Sometimes a soaking rain is a good thing.

My buddy and I completed the 75 mile route of the Discover Hudson Valley Ride this afternoon. Hosted by Bike NY, this was a mass group ride similar to but smaller than the 5 Boro Bike Tour. I’m not a big fan of mass rides, but I have to say this ride was very well organized and supported. Best of all, it took me to a part of New York State that I have not ridden in.

I did not commit to the ride until the deadline because I wasn’t sure I wanted to take a 2 hour car ride up to the start point in Poughkeepsie with the possibility of heavy showers. The forecast this morning was for 30% chance of showers mostly after 1:00 pm, so we decided to go for it, leaving Long Island at 5:00 am.

The skies were clear when we arrived at the start and I chose to leave my windbreaker/light rain jacket in the car. The route took us over the Mid Hudson Bridge, westward toward New Paltz and onto the Hudson Valley Rail Trail.



The Rail Trail was probably the most congested portion of the ride, with the shorter routes sharing the trail with the longer routes. The Rail Trail took us onto the Walkway Across the Hudson, a splendid pedestrian bridge just north of the Mid Hudson Bridge.





The views from the Walkway were spectacular, so much so that I lost track of my bridge phobia. If you are ever in the area of Poughkeepsie, I strongly suggest you stop by and walk across.

The route continued east through Dutchess County over rolling terrain, some parts rolling steeper than others. We eventually found ourselves on Fiddlers Bridge Road, and that’s where my suffering began. The morning haze had burned off and it was hot & humid. I usually pay no attention to street names, unless the street causes pain.

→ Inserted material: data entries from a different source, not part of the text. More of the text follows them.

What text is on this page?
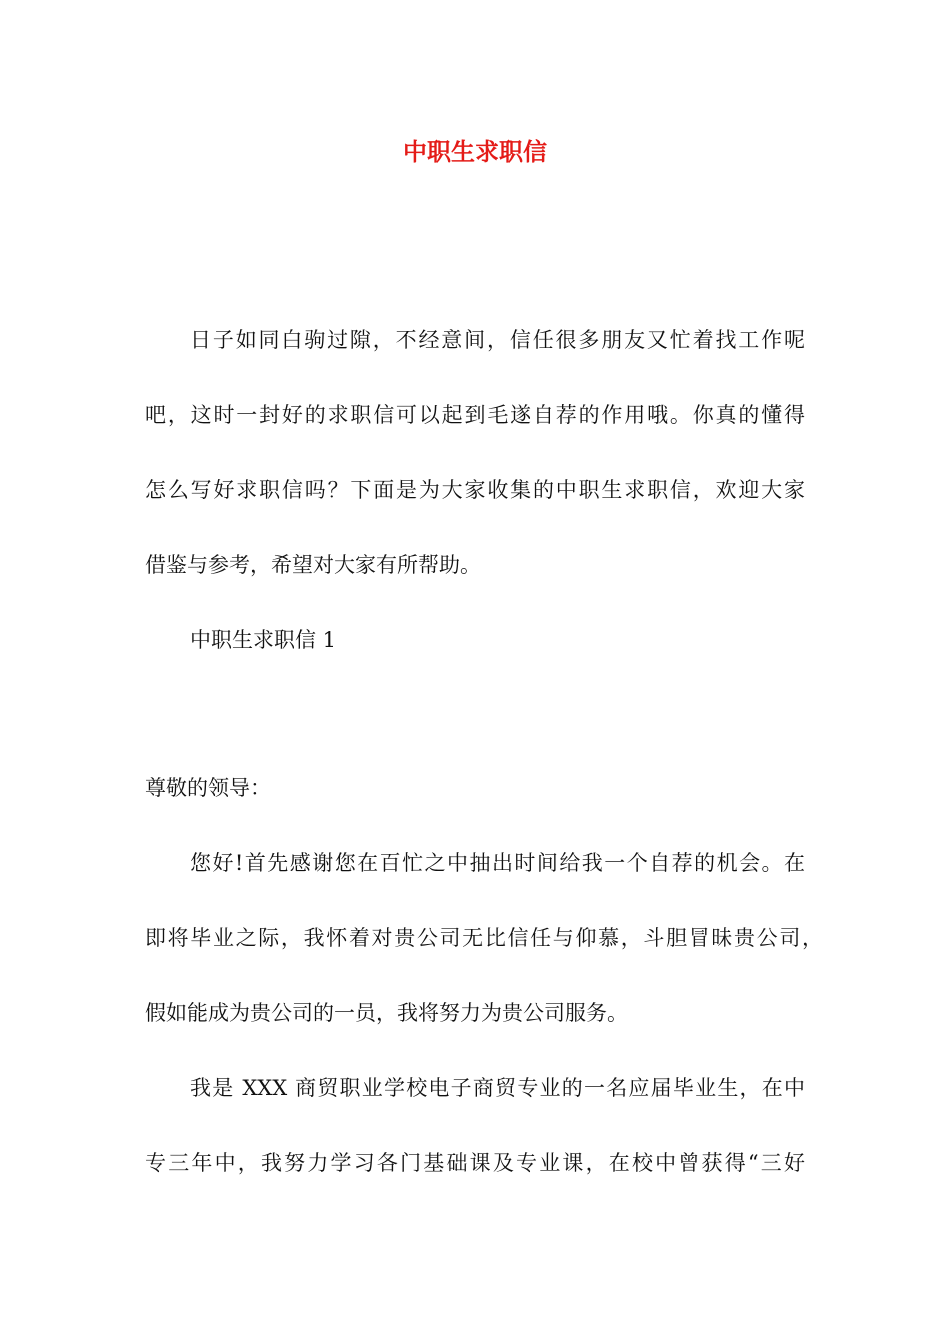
中职生求职信

日子如同白驹过隙，不经意间，信任很多朋友又忙着找工作呢

吧，这时一封好的求职信可以起到毛遂自荐的作用哦。你真的懂得

怎么写好求职信吗？下面是为大家收集的中职生求职信，欢迎大家

借鉴与参考，希望对大家有所帮助。

中职生求职信 1

尊敬的领导：

您好!首先感谢您在百忙之中抽出时间给我一个自荐的机会。在

即将毕业之际，我怀着对贵公司无比信任与仰慕，斗胆冒昧贵公司，

假如能成为贵公司的一员，我将努力为贵公司服务。

我是 XXX 商贸职业学校电子商贸专业的一名应届毕业生，在中

专三年中，我努力学习各门基础课及专业课，在校中曾获得“三好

Fiddlers caused the first significant discomfort of the day. From that point on, it was me versus the heat, trying to stay hydrated and pacing myself on the rollers. At least the views were worth the effort.



With about 20 miles to go until the finish, the skies opened up with a drenching rain. Miraculously, my pace quickened as the rain cooled me off and allowed me to focus on riding and not on my physical discomfort. I probably gained 2 or 3 mph in the rain, although I also gained 2 to 3 pounds of water between my wet jersey and shoes. By the time we reached the finish, our brake pads were reduced to a muddy paste.

With about 5 miles to go, my buddy and I stopped to aid an injured rider who had a rib injury and bad case of road rash. He was carted away in an ambulance, a sad end to an otherwise nice day. We arrived back at the starting location as the rain stopped; however, by the time we put away the bikes it was pouring again and the finish “celebration” was a rain-out.

The ride was very well organized and supported. The GPS route, which you can find here, is spot-on, meaning it exactly matches the on-road markings and cue sheet. It is not an easy ride, but also not terribly difficult considering the region. I don’t think I would attempt it without support. The route goes into areas with very few opportunities to purchase food or beverages; if there are shops, we didn’t see them. As Bike NY rides go, this is one of the less crowded ones, probably because it’s a bit of a haul from New York City. The ride is accessible by train, since it starts and ends at a train station. 

And finally, the cool sighting of the day : a rider from Houston TX. I saw his license plate and assumed he was a transplant to the region but when I ran into him at a rest area and asked, he told me that he lives in TX and spends most of the year on the road and does rides in whatever region he is visiting on business. What a neat way to blend pleasure with business.